In this musical, years after the Russian royal family has been executed, there is a rumor that the Grand Duchess Anastasia may have survived the massacre. Now, two con men, Vlad and Dimitry, hope to cash in on this rumor by training someone to impersonate Anastasia in order to elicit money from the Dowager Empress. Cue Anya, an orphan with no memory of her childhood, and who bears a striking resemblance to the Grand Duchess. When her desire to find her family leads her to team up with the two men, the three embark on a journey that will change them forever.

As Countess Lily, Lewis will be playing the Dowager Empress' close friend and confidante.

Lewis has enjoyed an extensive career in theatre, television, and voiceover. Her other Broadway credits include "Damn Yankees,"— Lewis performed the show's song "Shoeless Joe" at the 1994 Tony Awards — "Chicago," and "The Crucible." Television credits include "NewsRadio," "Modern Family," "Angie Tribeca," and "Curb Your Enthusiasm," just to name a few. And in her voiceover career, Lewis has brought to life many well-loved characters, most notably Deb and Flo in "Finding Nemo."

Below, Lewis shares her experience working on Broadway, as well as some honest advice for students looking to follow in her footsteps.

How did you prepare for this role?

I researched the historical details of the collapse of the Romanov family dynasty and the subsequent brutal murders of the Czar's family by the Bolsheviks; That history informed and colored the nuances of the relationships in the play. To me, the wreckage of that history on the characters informed everything.

 The cartoon "Anastasia" is a childhood favorite for many. What sort of pressure comes along with having to bring to life a story that so many people are attached to?

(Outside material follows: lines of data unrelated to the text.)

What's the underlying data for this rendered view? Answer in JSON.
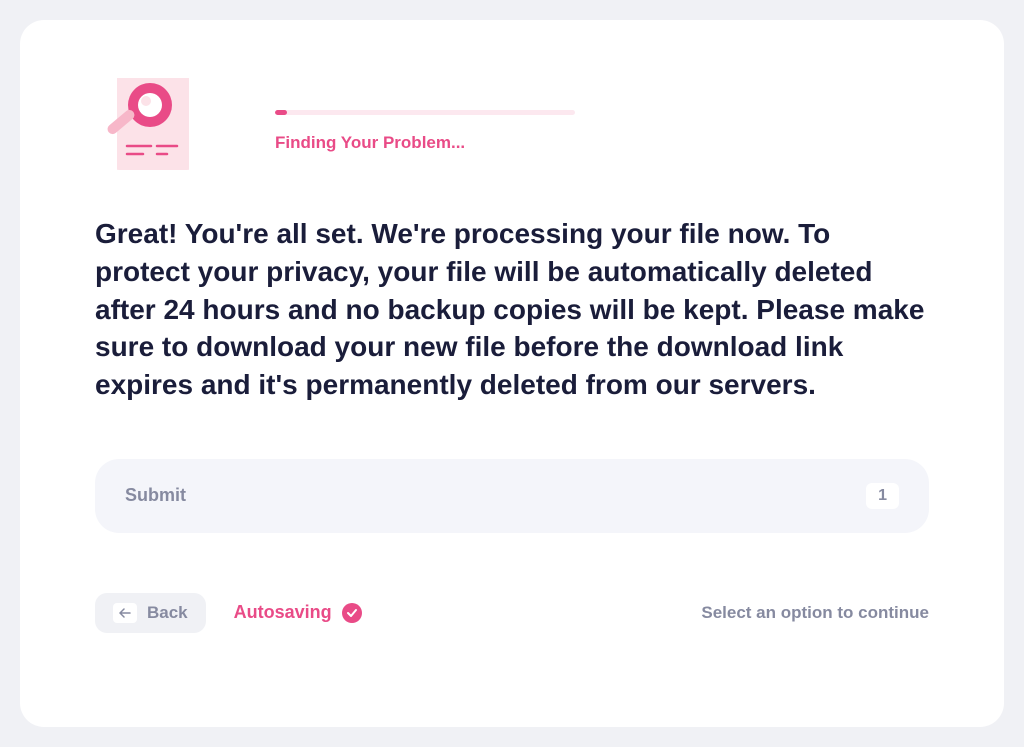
{
  "progress": {
    "label": "Finding Your Problem...",
    "percent": 4
  },
  "message": "Great! You're all set. We're processing your file now. To protect your privacy, your file will be automatically deleted after 24 hours and no backup copies will be kept. Please make sure to download your new file before the download link expires and it's permanently deleted from our servers.",
  "submit": {
    "label": "Submit",
    "count": "1"
  },
  "footer": {
    "back_label": "Back",
    "autosaving_label": "Autosaving",
    "continue_hint": "Select an option to continue"
  }
}
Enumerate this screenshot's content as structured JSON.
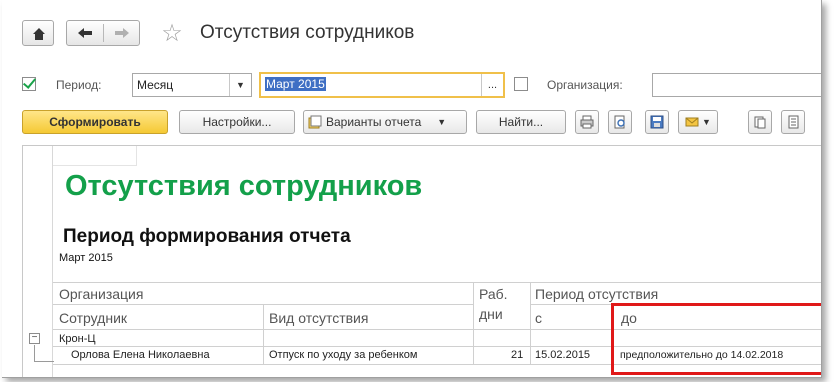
{
  "window": {
    "title": "Отсутствия сотрудников"
  },
  "filters": {
    "period_label": "Период:",
    "period_type_value": "Месяц",
    "period_value": "Март 2015",
    "period_dots": "...",
    "organization_label": "Организация:",
    "organization_value": ""
  },
  "toolbar": {
    "generate": "Сформировать",
    "settings": "Настройки...",
    "variants": "Варианты отчета",
    "find": "Найти..."
  },
  "report": {
    "title": "Отсутствия сотрудников",
    "period_heading": "Период формирования отчета",
    "period_value": "Март 2015",
    "columns": {
      "organization": "Организация",
      "employee": "Сотрудник",
      "absence_type": "Вид отсутствия",
      "work_days_line1": "Раб.",
      "work_days_line2": "дни",
      "absence_period": "Период отсутствия",
      "from": "с",
      "to": "до"
    },
    "group": {
      "collapse_symbol": "−",
      "name": "Крон-Ц"
    },
    "rows": [
      {
        "employee": "Орлова Елена Николаевна",
        "absence_type": "Отпуск по уходу за ребенком",
        "work_days": "21",
        "from": "15.02.2015",
        "to": "предположительно до 14.02.2018"
      }
    ]
  },
  "colors": {
    "title_green": "#13a04a",
    "highlight_red": "#e01818",
    "primary_button": "#f5c934"
  }
}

There is pressure to find the authenticity in these iconic characters while giving a nod to the original characters in the film. The film holds such precious childhood memories for the audience, and in addition to fans of the film, there is a Russian audience drawn to the show because of the rich history of the Romanov Empire. You are aware that you holding a precious piece of storytelling in your hands, and it is important to handle it with care and love and to reveal the humanity in it.

 What is the best part about working on Broadway?

The best part about returning to Broadway is the community. It is an authentic town. You need true talent, grit, and perseverance to survive and thrive here, and that takes a special kind of artist who has the tenacity to do that, so you find yourself in a certain amount of awe and respect for every one of your fellow artists. And of course, the city itself hums and vibrates with energy, and it is impossible not to be swept up in it.

 What advice do you have for students trying to break into the theatre scene?

I think it's important to play the long game. There will be victories and devastating losses, and to attach oneself to the result is exhausting, all-consuming, and will most always let you down. Surround yourself with friends, fill your time with things that bring you joy, enrich your life through charity work – it will make the journey easier, and when the losses inevitably come, you will have a tribe to carry you, and when you get the wins they will mean so much more because you can share them with people who are truly happy for you.

 Is there anything you would like people to know about your experience working on "Anastasia"?

Booking "Anastasia" was a dream come true. I had missed New York and the Broadway stage, but the most delightful thing [about being a part of the show] has been the creative team and the company. They are the most gracious, generous, talented and kindhearted group of people I have ever had the good fortune to work with. It is the greatest gift to feel part of their family.